Pour ce défenseur des droits des enfants, la troisième catégorie éprouve des difficultés. « Ils sont rejetés par leurs familles pour être nés hors mariage ». Il souligne que ce sont ces enfants qui sont récupérés par les associations caritatives. D’autres sont accueillis par leurs familles. «Ils ne sont pas en conflit avec la loi à l’instar de leurs mères. Leur place n’est pas en prison ».
M. Ninganza soutient que ces enfants ont besoin d’un espace d’épanouissement leur permettant de jouir de leurs droits. Ces nourrissons doivent être préparés à une vie scolaire. D’où ils doivent être en contact avec les enfants de leur âge.
David Ningaza déplore le manque d’engagement des pouvoirs publics sur cette question. Et de suggérer : « Il faut une politique nationale de réintégration des nourrissons.»
La direction tranquillise
Arthémon Nzitabakuze, directeur de la prison centrale de Mpimba, reconnaît la vulnérabilité des nourrissons et de leurs mères : « La direction s’attèle à améliorer leurs conditions de vie ». En plus des quantités destinées à chaque détenu, explique-t-il, ces mères ont un supplément alimentaire. Le service en charge de la production offre de la farine pour la bouillie et du sucre. Et de préciser qu’il y a des bienfaiteurs qui interviennent dans la prise en charge des nourrissons, tels les religieuses, la Fondation Stam et le CICR. Il signale que, chaque mardi, des religieuses apportent à manger pour plus de 600 détenus, affirme-t-il.
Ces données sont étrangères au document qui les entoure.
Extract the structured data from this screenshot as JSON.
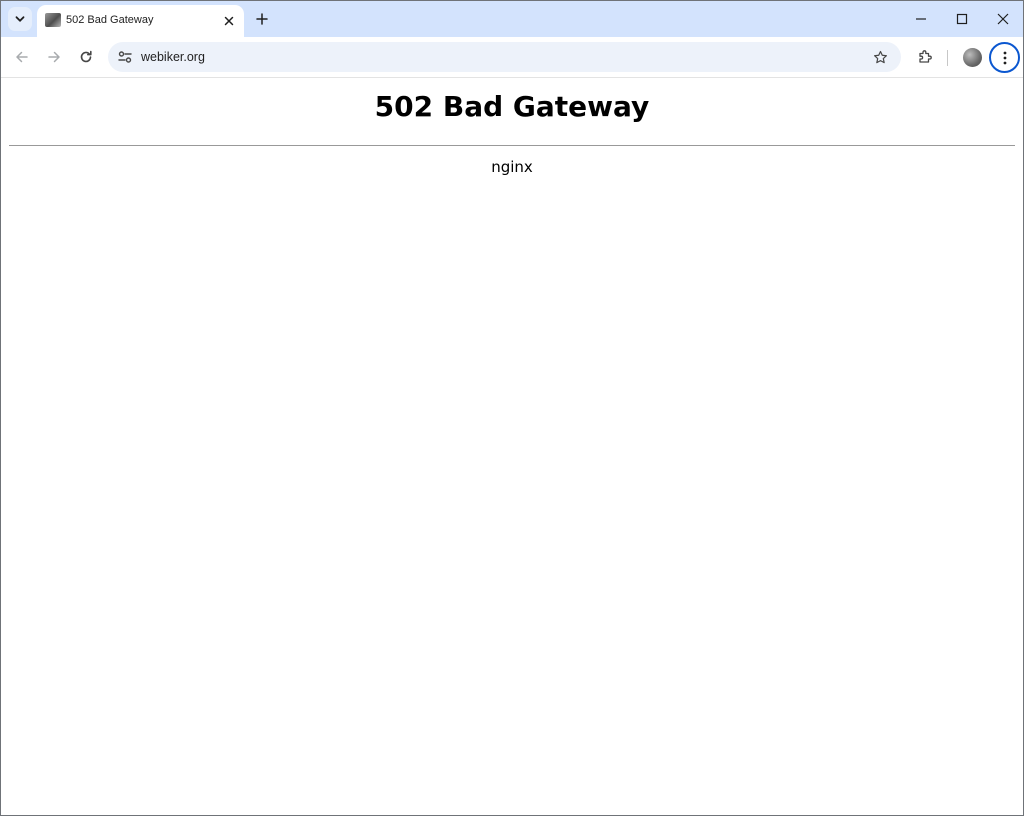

Cette autorité pénitentiaire fait savoir que les nourrissons bénéficient des soins de santé gratuitement. Il fait savoir qu’il y a un centre de santé qui accueille tout détenu malade, y compris les nourrissons.
A propos de l’enregistrement de ces nourrissons à l’état civil, M. Nzitabakuze se veut rassurant : « Nos services font enregistrer tous ces enfants.»
Interrogé sur la liberté provisoire souhaitée par les mères ayant des nourrissons, le directeur de la prison évoque la loi. Celle-ci fixe les conditions dans lesquelles un détenu est éligible à une libération provisoire. « Si les juridictions compétentes le décident ainsi, nous exécuterons la mesure ».
Bientôt un centre d’hébergement
M. Nzitabakuze reconnaît les souffrances qu’éprouvent les mères quand elles sont séparées de leurs enfants. « Nous sommes au courant de ces plaintes, mais des efforts sont en train d’être faits pour remédier à la situation ». M. Nzitabakuze indique que la loi exige qu’à trois ans chaque enfant quitte le milieu carcéral. Ils sont réintégrés dans leurs familles ou dans des orphelinats.
Toutefois, Arthémon Nzitabakuze indique qu’il y a une solution intermédiaire. La direction organise des visites. « Nous amenons les enfants qui sont dans les orphelinats pour rendre visite à leurs mères ». Faute de moyens financiers, nuance-t-il, ces mesures ne sont pas régulièrement organisées. Et de préciser qu’un centre d’hébergement et d’encadrement des nourrissons sera bientôt construit par des religieuses. « Un terrain leur a déjà «été offert ».